Agriculture is one of Queensland’s economic pillars, contributing just over $23 billion to the state’s economy and employing about 68,400 people.
Queensland produces about 96 per cent of Australia’s sugar cane, 69 per cent of mangoes, 31 per cent of eggs, 65 per cent of sorghum and grain, and has 40 per cent of the nation’s cattle herd.
According to a study by the Food and Agribusiness Growth Centre (FIAL), Queensland’s agricultural sector has the potential to quadruple its size by 2030 – if the state positions itself as a smart agricultural innovator.
The study found the food and agribusiness opportunity in Queensland could be worth almost $43 billion by 2030 in value add through innovation, resulting in 176,000 jobs.
This is a point underlined by the National Farmers Federation, which sees technology and innovation as important to achieving the goal of growing Australian agriculture to a $100 billion industry by 2030,
It’s also something not lost on Western Queensland industry organisation GroWQ, which along with AgForce and with the support of the Future Drought Fund, held its second Innovation Expo in Longreach at the showgrounds in July.
The expo drew 180 attendees, had 26 speakers, two discussion panels, and 30 trade displays.

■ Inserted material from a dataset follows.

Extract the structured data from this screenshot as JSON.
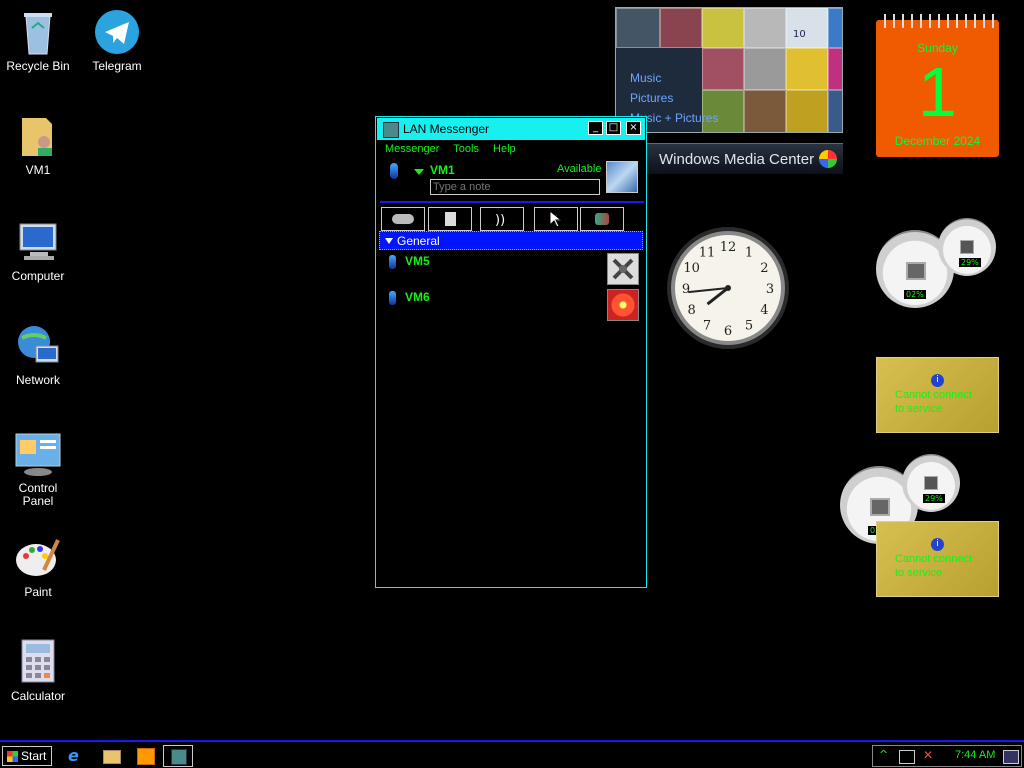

Speakers included Phil Tickle from Cibo Labs who talked about how satellites can assist producers work out feed capability, Sam Curr from My Footprint on a greenhouse gas calculator for farmers, Elise Dodd from the University of Queensland based Queensland Alliance for Agriculture and Food Innovation on tropical beef genomic breeding values, and Hamish Webb from Precision Pastures on soil carbon farming.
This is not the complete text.